Никто из партизан в этот длинный день не лез к Ною ни с расспросами, ни за советами, сами управлялись.
Много-много крутых и страшных событий произошло всего-навсего за один минувший год!..
Увидел Дуню. Она спускалась с резного крыльца дома Вавилова в сапогах и распахнутом черном полушубке; пуховый платок, спущенный с головы, свисал длинными концами вниз по полушубку, она шла к нему через двор по черному снегу, опустив голову, скомканный носовой платок держала возле губ.
Ной сперва поднялся с перевернутой пустой кадки, поправил ремни на бекеше и снова сел, прямо и твердо глядя на опущенную черную голову Дуни с ее трепыхающимися по вискам кудряшками цыганских волос.
Хрустя сосновыми стружками, Дуня приблизилась к Ною, вскинув на него мокрые покрасневшие от слез глаза, глубоко вздохнула. Не поздоровалась, и сам Ной, расставшись с нею в ограде Ухоздвиговых, так и не спросил ни разу, что с Дуней? Жива она или мертва?
Смотрели в глаза друг другу до ужаса знакомые, когда-то близкие, и вместе с тем – такие далекие и чужие. Рок упорно сталкивал их на резких поворотах судеб, и свирепые ветры дули в лицо им обоим. И как это ни странно, минувшая ночь не только не сблизила их, а вовсе разбросала в разные стороны…
– В нашем доме было золото… Оно же не сгорело. Не хочу, чтобы оно досталось карателям. Поищите с партизанами…
– Ладно. Поищем.
– Я уезжаю… Прощайте, Ной Васильевич!
– Прощай, Евдокея. – Он даже не спросил, куда она уезжает? Дуня постояла и пошла прочь.
Ночью Ной с Егоршей и Ольгой Федоровой отвезли на паре саней два гроба на кладбище у поскотины и там захоронили.

XIII

В ту же ночь курагинская дружина с тремя пушками и семью пулеметами угодила в засаду под огонь партизан. Не успев развернуть орудий, бросив обоз с продовольствием и боеприпасами, разбежались по тайге, оставив множество трупов на снегу…
На другой день с раннего утра Головня с двадцатью партизанами часа три рылись на пепелище дома Юскова, и не напрасно: отыскали около трех тысяч сплавившихся золотых монет – пятнадцатирублевиков, сгодятся. Но слитков не нашли.
Поселенцы Щедринки – старики, старухи, детишки семьями уходили в тайгу.
Под вечер партизаны покинули Белую Елань. И было их не тринадцать, а сто пятьдесят. Ной решил присоединиться к отряду Щетинкина из Ачинского уезда; если такой отряд есть на самом деле.
За Тубою партизаны разбились на два отряда: Иван Перевалов с трофейными пушками, пулеметами, конницею и с большим санным обозом подались на Верши-но-Биджу, в исток Томи. А Ной с товарищами пошли дальше Енисейской тайгою.
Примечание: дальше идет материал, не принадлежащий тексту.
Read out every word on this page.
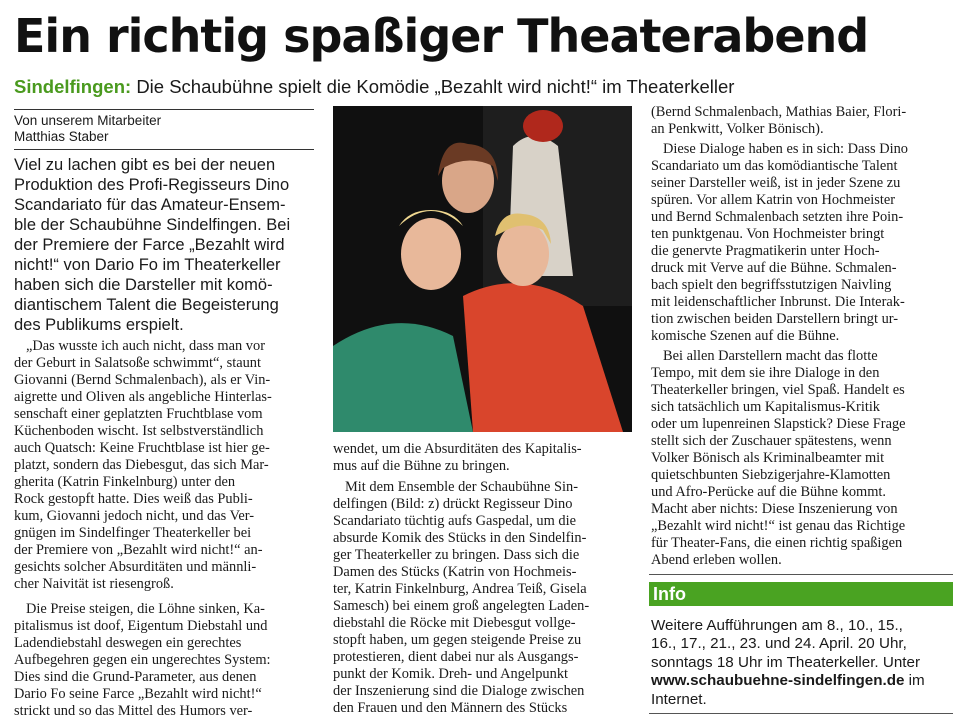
Ein richtig spaßiger Theaterabend
Sindelfingen: Die Schaubühne spielt die Komödie „Bezahlt wird nicht!“ im Theaterkeller
Von unserem Mitarbeiter
Matthias Staber
Viel zu lachen gibt es bei der neuen
Produktion des Profi-Regisseurs Dino
Scandariato für das Amateur-Ensem-
ble der Schaubühne Sindelfingen. Bei
der Premiere der Farce „Bezahlt wird
nicht!“ von Dario Fo im Theaterkeller
haben sich die Darsteller mit komö-
diantischem Talent die Begeisterung
des Publikums erspielt.
„Das wusste ich auch nicht, dass man vor
der Geburt in Salatsoße schwimmt“, staunt
Giovanni (Bernd Schmalenbach), als er Vin-
aigrette und Oliven als angebliche Hinterlas-
senschaft einer geplatzten Fruchtblase vom
Küchenboden wischt. Ist selbstverständlich
auch Quatsch: Keine Fruchtblase ist hier ge-
platzt, sondern das Diebesgut, das sich Mar-
gherita (Katrin Finkelnburg) unter den
Rock gestopft hatte. Dies weiß das Publi-
kum, Giovanni jedoch nicht, und das Ver-
gnügen im Sindelfinger Theaterkeller bei
der Premiere von „Bezahlt wird nicht!“ an-
gesichts solcher Absurditäten und männli-
cher Naivität ist riesengroß.
Die Preise steigen, die Löhne sinken, Ka-
pitalismus ist doof, Eigentum Diebstahl und
Ladendiebstahl deswegen ein gerechtes
Aufbegehren gegen ein ungerechtes System:
Dies sind die Grund-Parameter, aus denen
Dario Fo seine Farce „Bezahlt wird nicht!“
strickt und so das Mittel des Humors ver-
wendet, um die Absurditäten des Kapitalis-
mus auf die Bühne zu bringen.
Mit dem Ensemble der Schaubühne Sin-
delfingen (Bild: z) drückt Regisseur Dino
Scandariato tüchtig aufs Gaspedal, um die
absurde Komik des Stücks in den Sindelfin-
ger Theaterkeller zu bringen. Dass sich die
Damen des Stücks (Katrin von Hochmeis-
ter, Katrin Finkelnburg, Andrea Teiß, Gisela
Samesch) bei einem groß angelegten Laden-
diebstahl die Röcke mit Diebesgut vollge-
stopft haben, um gegen steigende Preise zu
protestieren, dient dabei nur als Ausgangs-
punkt der Komik. Dreh- und Angelpunkt
der Inszenierung sind die Dialoge zwischen
den Frauen und den Männern des Stücks
(Bernd Schmalenbach, Mathias Baier, Flori-
an Penkwitt, Volker Bönisch).
Diese Dialoge haben es in sich: Dass Dino
Scandariato um das komödiantische Talent
seiner Darsteller weiß, ist in jeder Szene zu
spüren. Vor allem Katrin von Hochmeister
und Bernd Schmalenbach setzten ihre Poin-
ten punktgenau. Von Hochmeister bringt
die genervte Pragmatikerin unter Hoch-
druck mit Verve auf die Bühne. Schmalen-
bach spielt den begriffsstutzigen Naivling
mit leidenschaftlicher Inbrunst. Die Interak-
tion zwischen beiden Darstellern bringt ur-
komische Szenen auf die Bühne.
Bei allen Darstellern macht das flotte
Tempo, mit dem sie ihre Dialoge in den
Theaterkeller bringen, viel Spaß. Handelt es
sich tatsächlich um Kapitalismus-Kritik
oder um lupenreinen Slapstick? Diese Frage
stellt sich der Zuschauer spätestens, wenn
Volker Bönisch als Kriminalbeamter mit
quietschbunten Siebzigerjahre-Klamotten
und Afro-Perücke auf die Bühne kommt.
Macht aber nichts: Diese Inszenierung von
„Bezahlt wird nicht!“ ist genau das Richtige
für Theater-Fans, die einen richtig spaßigen
Abend erleben wollen.
Info
Weitere Aufführungen am 8., 10., 15.,
16., 17., 21., 23. und 24. April. 20 Uhr,
sonntags 18 Uhr im Theaterkeller. Unter
www.schaubuehne-sindelfingen.de im
Internet.
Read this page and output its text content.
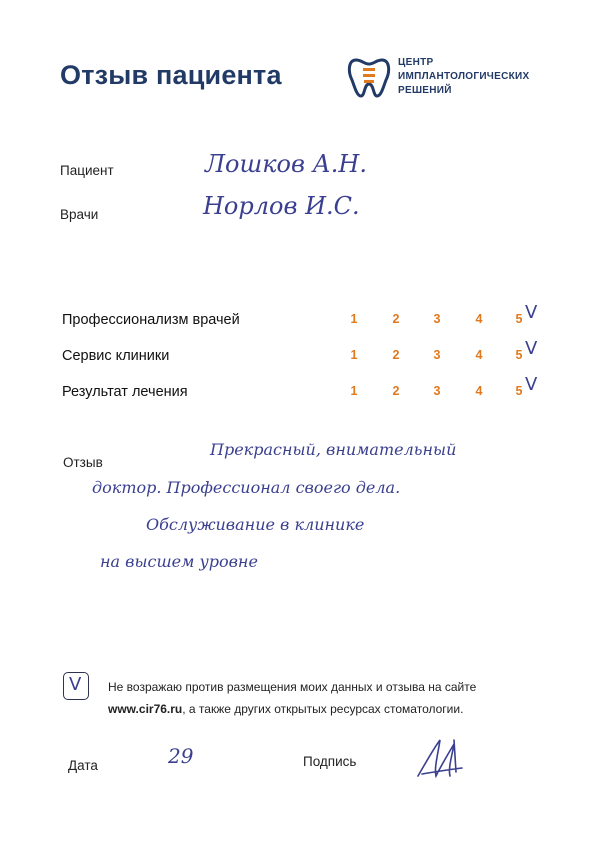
Отзыв пациента	ЦЕНТР
ИМПЛАНТОЛОГИЧЕСКИХ
РЕШЕНИЙ
Пациент	Лошков А.Н.
Врачи	Норлов И.С.
Профессионализм врачей	1	2	3	4	5 V
Сервис клиники	1	2	3	4	5 V
Результат лечения	1	2	3	4	5 V
Отзыв
Прекрасный, внимательный
доктор. Профессионал своего дела.
Обслуживание в клинике
на высшем уровне
V Не возражаю против размещения моих данных и отзыва на сайте
www.cir76.ru, а также других открытых ресурсах стоматологии.
Дата	29	Подпись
В первых числах апреля встретились с передовым отрядом Щетинкина, командиром отряда был Артем – Артем Иванович Таволожин…
Щетинкинцы направлялись вниз по Енисею, в Заманье, где действовал большой отряд партизан Кравченко.
И тайга, тайга, с глубокими подтаявшими снегами. Тропы утаптывали всем отрядом, чтобы можно было тянуть за собою обоз с пушками и пулеметами на санях.